The Ponderosa Pine is one of the more common pine trees found in the western United States. Although this tree prefers a deep, moist, well-drained soil it will thrive in poor soil conditions.

Ponderosa Pines live long and can grow quite tall. This species often lives for 300 to 600 years. Heights of 90 to 130 feet are common, and specimens over 230 feet have been documented.

Ponderosa Pine - composite
Ponderosa Pine - bark Ponderosa Pine - double

This tall, stately tree is drought and salt tolerant, but can be susceptible to damage from excessive air pollution. Air pollution injury symptoms are displayed as a chlorotic mottling followed by a premature loss of old needles. Moderate or severe air pollution injury can invite attacks from bark beetles.
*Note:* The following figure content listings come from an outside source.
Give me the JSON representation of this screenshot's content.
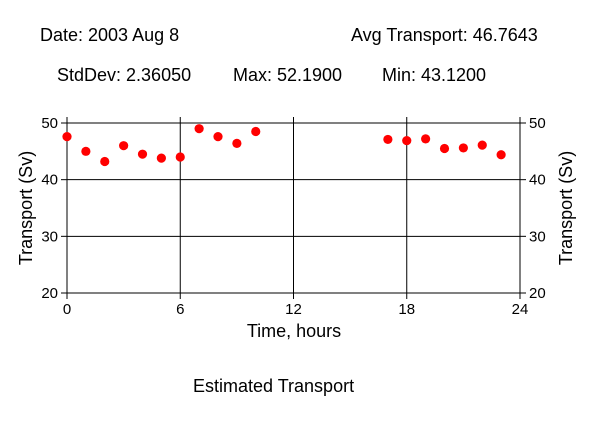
{
  "header": {
    "date": "Date: 2003 Aug 8",
    "avg": "Avg Transport: 46.7643",
    "stddev": "StdDev: 2.36050",
    "max": "Max: 52.1900",
    "min": "Min: 43.1200"
  },
  "footer": {
    "caption": "Estimated Transport"
  },
  "chart_data": {
    "type": "scatter",
    "xlabel": "Time, hours",
    "ylabel": "Transport (Sv)",
    "ylabel_right": "Transport (Sv)",
    "xlim": [
      0,
      24
    ],
    "ylim": [
      20,
      50
    ],
    "xticks": [
      0,
      6,
      12,
      18,
      24
    ],
    "yticks": [
      20,
      30,
      40,
      50
    ],
    "grid": true,
    "marker_color": "#ff0000",
    "series": [
      {
        "x": [
          0,
          1,
          2,
          3,
          4,
          5,
          6,
          7,
          8,
          9,
          10,
          17,
          18,
          19,
          20,
          21,
          22,
          23
        ],
        "y": [
          47.6,
          45.0,
          43.2,
          46.0,
          44.5,
          43.8,
          44.0,
          49.0,
          47.6,
          46.4,
          48.5,
          47.1,
          46.9,
          47.2,
          45.5,
          45.6,
          46.1,
          44.4
        ]
      }
    ]
  }
}
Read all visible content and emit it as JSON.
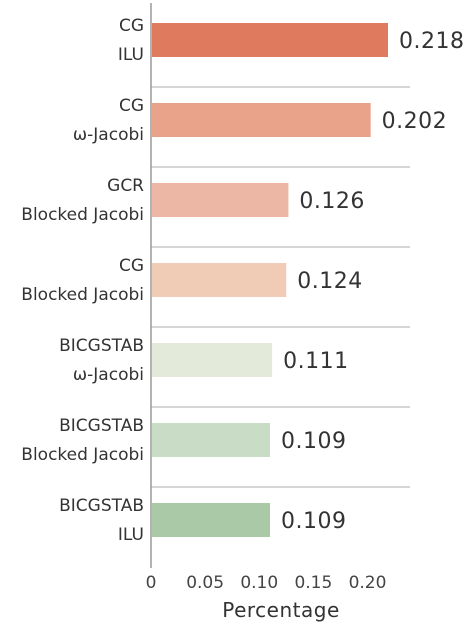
{
  "chart_data": {
    "type": "bar",
    "orientation": "horizontal",
    "categories": [
      [
        "CG",
        "ILU"
      ],
      [
        "CG",
        "ω-Jacobi"
      ],
      [
        "GCR",
        "Blocked Jacobi"
      ],
      [
        "CG",
        "Blocked Jacobi"
      ],
      [
        "BICGSTAB",
        "ω-Jacobi"
      ],
      [
        "BICGSTAB",
        "Blocked Jacobi"
      ],
      [
        "BICGSTAB",
        "ILU"
      ]
    ],
    "values": [
      0.218,
      0.202,
      0.126,
      0.124,
      0.111,
      0.109,
      0.109
    ],
    "value_labels": [
      "0.218",
      "0.202",
      "0.126",
      "0.124",
      "0.111",
      "0.109",
      "0.109"
    ],
    "colors": [
      "#e07a5f",
      "#e8a38a",
      "#ecb7a4",
      "#f0ccb6",
      "#e4ead9",
      "#c9dcc5",
      "#a9c9a7"
    ],
    "xlabel": "Percentage",
    "xlim": [
      0,
      0.24
    ],
    "xticks": [
      0,
      0.05,
      0.1,
      0.15,
      0.2
    ],
    "xtick_labels": [
      "0",
      "0.05",
      "0.10",
      "0.15",
      "0.20"
    ],
    "grid": false
  }
}
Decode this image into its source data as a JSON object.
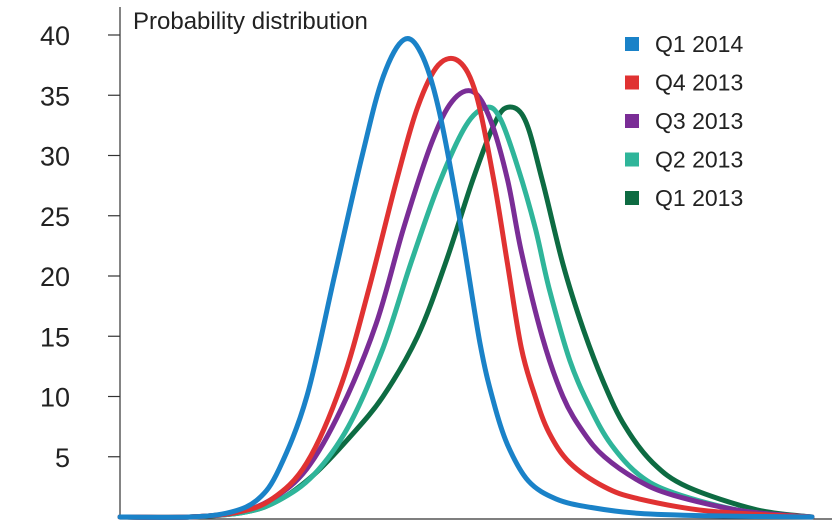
{
  "chart_data": {
    "type": "line",
    "title": "Probability distribution",
    "xlabel": "",
    "ylabel": "",
    "ylim": [
      0,
      40
    ],
    "xlim": [
      0,
      100
    ],
    "yticks": [
      5,
      10,
      15,
      20,
      25,
      30,
      35,
      40
    ],
    "ytick_labels": [
      "5",
      "10",
      "15",
      "20",
      "25",
      "30",
      "35",
      "40"
    ],
    "legend_position": "top-right",
    "grid": false,
    "series": [
      {
        "name": "Q1 2014",
        "color": "#1a82c8",
        "x": [
          0,
          10,
          16,
          20,
          23,
          27,
          31,
          35,
          38,
          41,
          43.5,
          46,
          49,
          52,
          54,
          56,
          59,
          63,
          68,
          75,
          85,
          100
        ],
        "y": [
          0,
          0,
          0.4,
          1.5,
          4,
          10,
          20,
          30,
          36.5,
          39.6,
          38.5,
          34,
          25,
          14.5,
          9.5,
          6,
          3,
          1.5,
          0.8,
          0.3,
          0.1,
          0
        ]
      },
      {
        "name": "Q4 2013",
        "color": "#e03232",
        "x": [
          0,
          10,
          17,
          22,
          27,
          32,
          36,
          40,
          43,
          46,
          49,
          51.5,
          54,
          56,
          58,
          60,
          62,
          65,
          70,
          75,
          85,
          100
        ],
        "y": [
          0,
          0,
          0.4,
          1.5,
          4.5,
          11,
          19,
          28,
          34,
          37.5,
          37.8,
          35,
          28,
          21,
          14,
          10,
          7,
          4.5,
          2.5,
          1.5,
          0.5,
          0
        ]
      },
      {
        "name": "Q3 2013",
        "color": "#7a2d96",
        "x": [
          0,
          10,
          17,
          22,
          27,
          32,
          37,
          41,
          45,
          48,
          51,
          53.5,
          56,
          58,
          61,
          64,
          67,
          70,
          75,
          80,
          90,
          100
        ],
        "y": [
          0,
          0,
          0.4,
          1.5,
          4,
          9,
          16,
          24,
          31,
          34.5,
          35.3,
          33,
          28,
          22,
          15,
          10,
          7,
          5,
          3,
          1.8,
          0.5,
          0
        ]
      },
      {
        "name": "Q2 2013",
        "color": "#2fb59a",
        "x": [
          0,
          10,
          18,
          23,
          28,
          33,
          38,
          42,
          46,
          50,
          53,
          55,
          57.5,
          60,
          62,
          65,
          68,
          71,
          75,
          80,
          90,
          100
        ],
        "y": [
          0,
          0,
          0.4,
          1.4,
          3.5,
          7.5,
          14,
          21,
          27.5,
          32.5,
          34,
          33,
          29,
          24,
          19,
          13,
          9,
          6,
          3.5,
          2,
          0.5,
          0
        ]
      },
      {
        "name": "Q1 2013",
        "color": "#0d6b42",
        "x": [
          0,
          10,
          18,
          23,
          28,
          33,
          38,
          43,
          47,
          51,
          54,
          56,
          58.5,
          61,
          64,
          67,
          70,
          73,
          77,
          82,
          92,
          100
        ],
        "y": [
          0,
          0,
          0.4,
          1.4,
          3.5,
          6.5,
          10,
          15,
          21,
          28,
          32.5,
          34,
          33,
          28,
          21,
          15.5,
          11,
          7.5,
          4.5,
          2.5,
          0.6,
          0
        ]
      }
    ]
  }
}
The dark green to yellow-green, soft needles of Ponderosa Pine range from 5 to 11 inches in length and have 2 or 3 needles in a bundle. Needles typically remain attached to the tree for approximately 5 years before naturally shedding.
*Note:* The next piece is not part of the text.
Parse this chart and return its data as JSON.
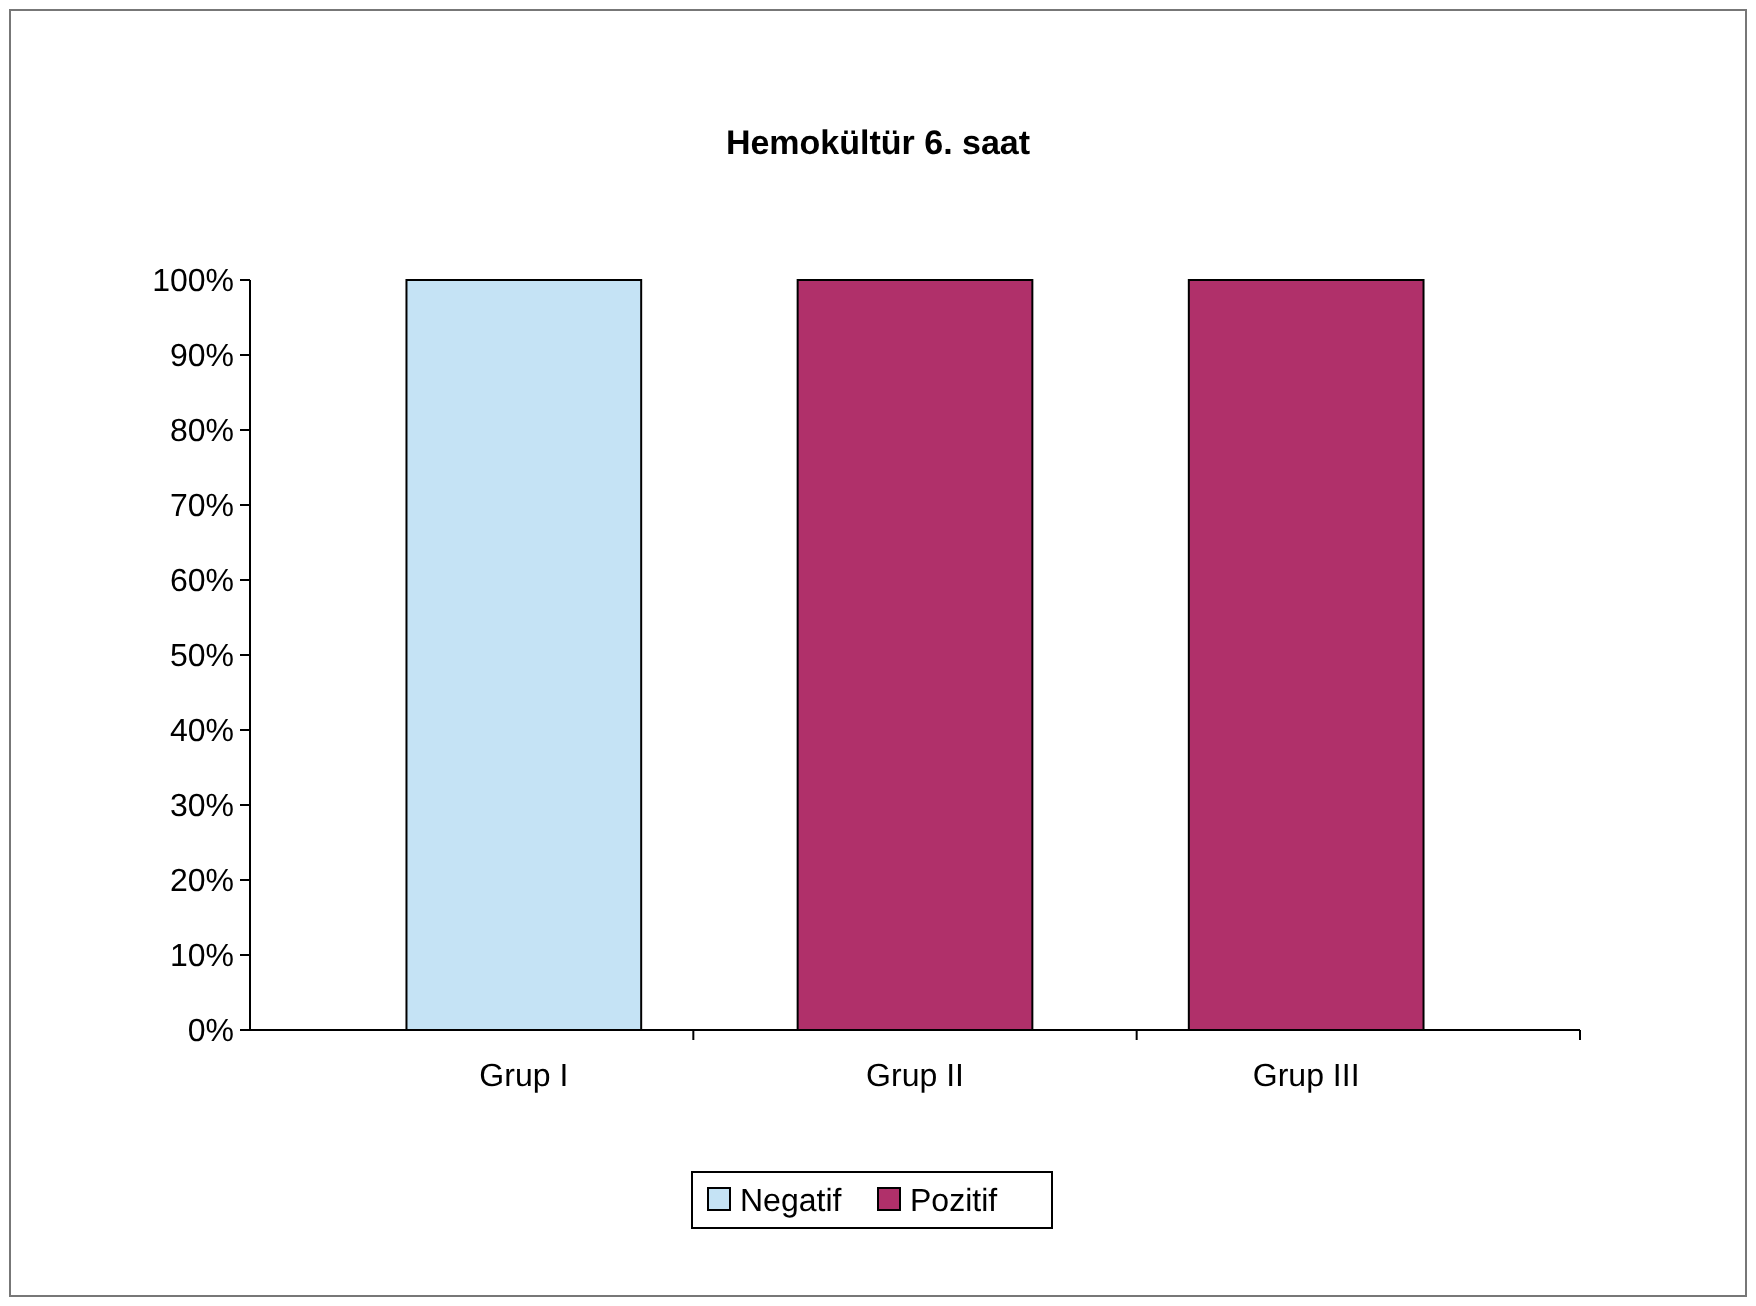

Ponderosa Pine cones are 3 to 6 inches long and may be borne singly or in clusters. The light reddish brown cones have a stiff prickle at the end of each scale.

The bark on young Ponderosa Pines is dark red-brown to black and furrowed. As the tree matures the bark turns yellow-brown to russet in color and develops scaly plates separated by deep, irregular fissures. The 4 inch thick mature tree bark is resistant to wild fires and emits a vanilla or butterscotch smell on warm days

Several species of Ips species bark beetles, along with Pine Tip Moths (Rhyacionia spp.), and Western Pine Beetle (Dendroctonus brevicomis) attack Ponderosa Pine. The Mountain Pine Beetle (Dendroctonus ponderosae) is one of the more aggressive insect pests of Ponderosa Pine. Several pine beetle species also transmit blue stain fungus to Ponderosa Pines which places further stress on the trees, the combination sometimes leading to the death of the tree.

Dwarf Mistletoe (Arceuthobium vaginatum in the southwest, and Arceuthobium campylopodium in California and the northwest) is the most common disease on Ponderosa Pine. Other common disease pests include the needlecast disease (Elytroderma deformans), Western Gall Rust (Endocronartium harknessii), and Comandra Blister Rust (Cronartium comandrae).

The native range of Ponderosa Pine is from southern Canada to Mexico and from the plains states of Nebraska and Oklahoma to California.